My question now is: Is the following statement true? Apologies for the informal way of writing this.
When working through an exercise and showing that a function is continuous, we take $|f(x)-f(x_{0})|<\varepsilon$ and then we rearrange things until we find $|x-x_{0}|$. From the definition we know that this is $<\delta$ and we start to "estimate" and calculate some things until we get something of the form: $\delta = \varepsilon\ldots$
In the proof, we then plug it in to "hopefully" get rid of everything and only $\varepsilon$ remains.
Is it true that if only $\varepsilon$ remains, the function is uniformly continuous since it does not depend on the $x_{0}$? And that if the $x_{0}$ were to remain, we have that it is continuous, but not uniformly?
If you are able to find a $\delta>0$ which depends on $\varepsilon$ but not on $x_0$ then, yes, you shall have proved that $f$ is uniformly continuous.

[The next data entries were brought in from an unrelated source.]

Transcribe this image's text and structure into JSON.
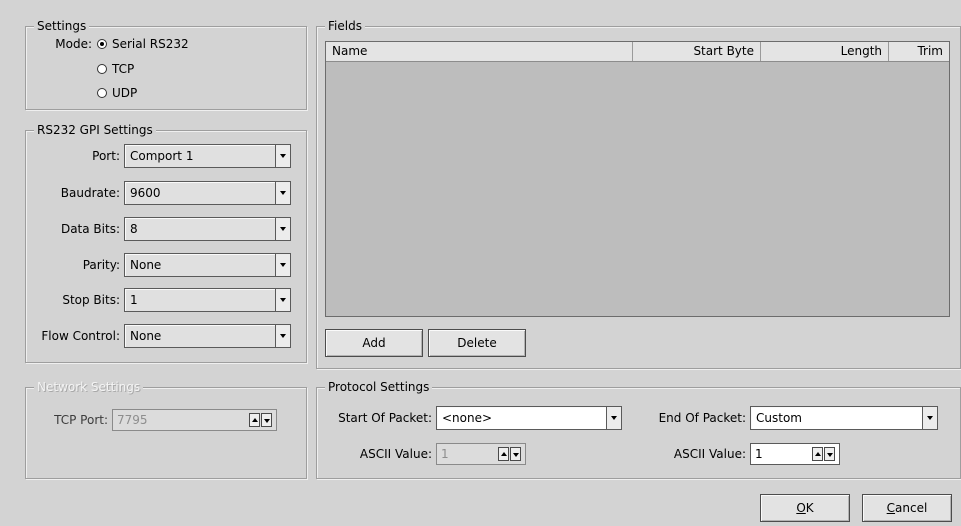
{
  "settings": {
    "title": "Settings",
    "mode_label": "Mode:",
    "modes": [
      {
        "label": "Serial RS232",
        "checked": true
      },
      {
        "label": "TCP",
        "checked": false
      },
      {
        "label": "UDP",
        "checked": false
      }
    ]
  },
  "rs232": {
    "title": "RS232 GPI Settings",
    "port": {
      "label": "Port:",
      "value": "Comport 1"
    },
    "baudrate": {
      "label": "Baudrate:",
      "value": "9600"
    },
    "data_bits": {
      "label": "Data Bits:",
      "value": "8"
    },
    "parity": {
      "label": "Parity:",
      "value": "None"
    },
    "stop_bits": {
      "label": "Stop Bits:",
      "value": "1"
    },
    "flow_control": {
      "label": "Flow Control:",
      "value": "None"
    }
  },
  "network": {
    "title": "Network Settings",
    "tcp_port_label": "TCP Port:",
    "tcp_port_value": "7795"
  },
  "fields": {
    "title": "Fields",
    "columns": [
      "Name",
      "Start Byte",
      "Length",
      "Trim"
    ],
    "rows": [],
    "add_label": "Add",
    "delete_label": "Delete"
  },
  "protocol": {
    "title": "Protocol Settings",
    "start_of_packet_label": "Start Of Packet:",
    "start_of_packet_value": "<none>",
    "start_ascii_label": "ASCII Value:",
    "start_ascii_value": "1",
    "end_of_packet_label": "End Of Packet:",
    "end_of_packet_value": "Custom",
    "end_ascii_label": "ASCII Value:",
    "end_ascii_value": "1"
  },
  "dialog": {
    "ok_mnemonic": "O",
    "ok_rest": "K",
    "cancel_mnemonic": "C",
    "cancel_rest": "ancel"
  },
  "colors": {
    "background": "#d3d3d3",
    "list_background": "#bdbdbd",
    "disabled_text": "#8e8e8e"
  }
}
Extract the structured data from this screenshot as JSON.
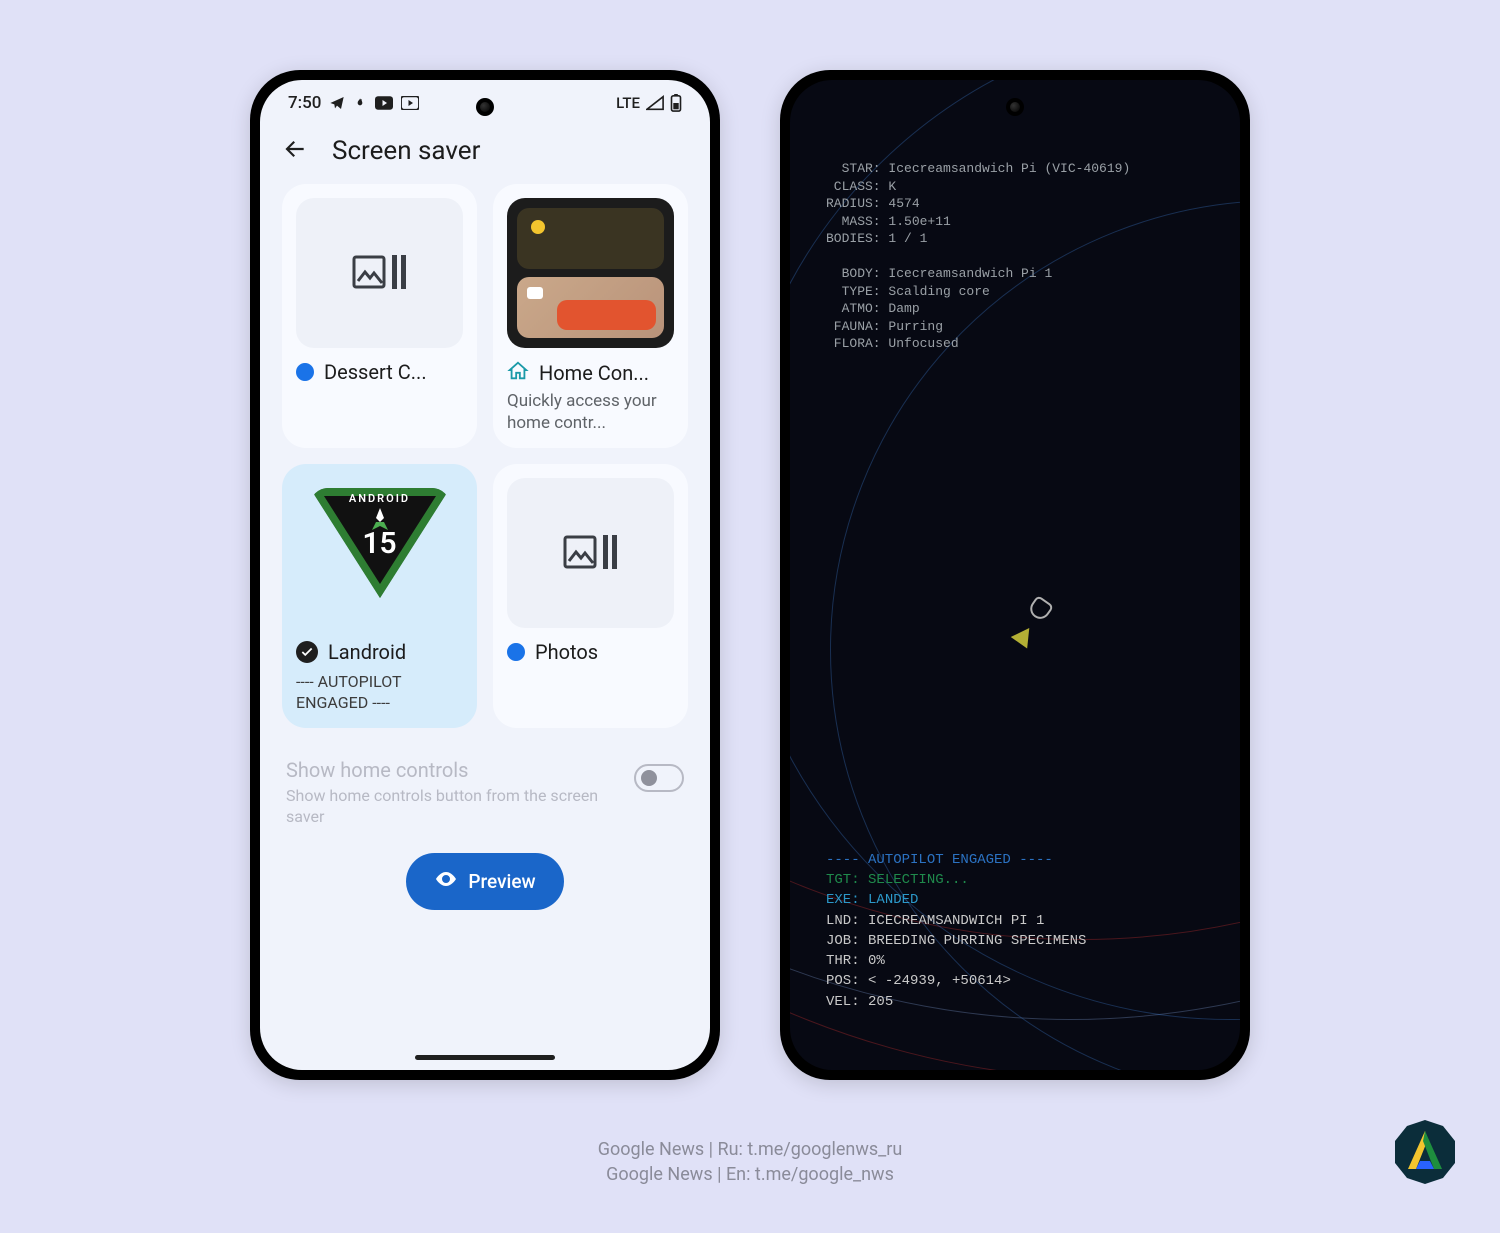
{
  "status": {
    "time": "7:50",
    "network": "LTE"
  },
  "page": {
    "title": "Screen saver"
  },
  "cards": [
    {
      "id": "dessert",
      "title": "Dessert C...",
      "selected": false
    },
    {
      "id": "home",
      "title": "Home Con...",
      "subtitle": "Quickly access your home contr...",
      "selected": false
    },
    {
      "id": "landroid",
      "title": "Landroid",
      "status": "---- AUTOPILOT ENGAGED ----",
      "selected": true,
      "badge_label": "ANDROID",
      "badge_version": "15"
    },
    {
      "id": "photos",
      "title": "Photos",
      "selected": false
    }
  ],
  "toggle": {
    "title": "Show home controls",
    "subtitle": "Show home controls button from the screen saver",
    "on": false
  },
  "preview_button": "Preview",
  "space": {
    "star": {
      "STAR": "Icecreamsandwich Pi (VIC-40619)",
      "CLASS": "K",
      "RADIUS": "4574",
      "MASS": "1.50e+11",
      "BODIES": "1 / 1"
    },
    "body": {
      "BODY": "Icecreamsandwich Pi 1",
      "TYPE": "Scalding core",
      "ATMO": "Damp",
      "FAUNA": "Purring",
      "FLORA": "Unfocused"
    },
    "console": {
      "autopilot": "---- AUTOPILOT ENGAGED ----",
      "TGT": "SELECTING...",
      "EXE": "LANDED",
      "LND": "ICECREAMSANDWICH PI 1",
      "JOB": "BREEDING PURRING SPECIMENS",
      "THR": "0%",
      "POS": "< -24939, +50614>",
      "VEL": "205"
    }
  },
  "footer": {
    "line1": "Google News | Ru: t.me/googlenws_ru",
    "line2": "Google News | En: t.me/google_nws"
  }
}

But what if every $\delta$ that you are able to find depends upon $\varepsilon$ and upon $x_0$? Then you shall have proved that $f$ is continuous, but don't jump to the conclusion that it is not uniformly continuous. Take, for instance$$\begin{array}{rccc}f\colon&[0,1]&\longrightarrow&\Bbb R\\&x&\mapsto&\sqrt x.\end{array}$$If $x_0\in[0,1]$, then$$x-x_0=\left(\sqrt x-\sqrt{x_0}\right)\left(\sqrt x+\sqrt{x_0}\right)$$and therefore\begin{align}\left|f(x)-f(x_0)\right|&=\left|\sqrt x-\sqrt{x_0}\right|\\&=\frac{\left|x-x_0\right|}{\sqrt x+\sqrt{x_0}}\\&\leqslant\frac{\left|x-x_0\right|}{\sqrt{x_0}}\end{align}and therefore you can take $\delta=\sqrt{x_0}\,\varepsilon$. But this only works if $x_0\ne0$ and you shall have to find another $\delta$ for the case in which $x_0=0$ ($\delta=\varepsilon^2$ will do then). So, the $\delta$ does depend upon $\varepsilon$ and upon $x_0$. However, $f$ is uniformly continuous (as is every continuous function form an interval $[a,b]$ into $\Bbb R$). The fact that this approach leads to a $\delta$ which depends upon both $\varepsilon$ and $x_0$ doesn't prove that there is no $\delta$ which depends only upon $\varepsilon$.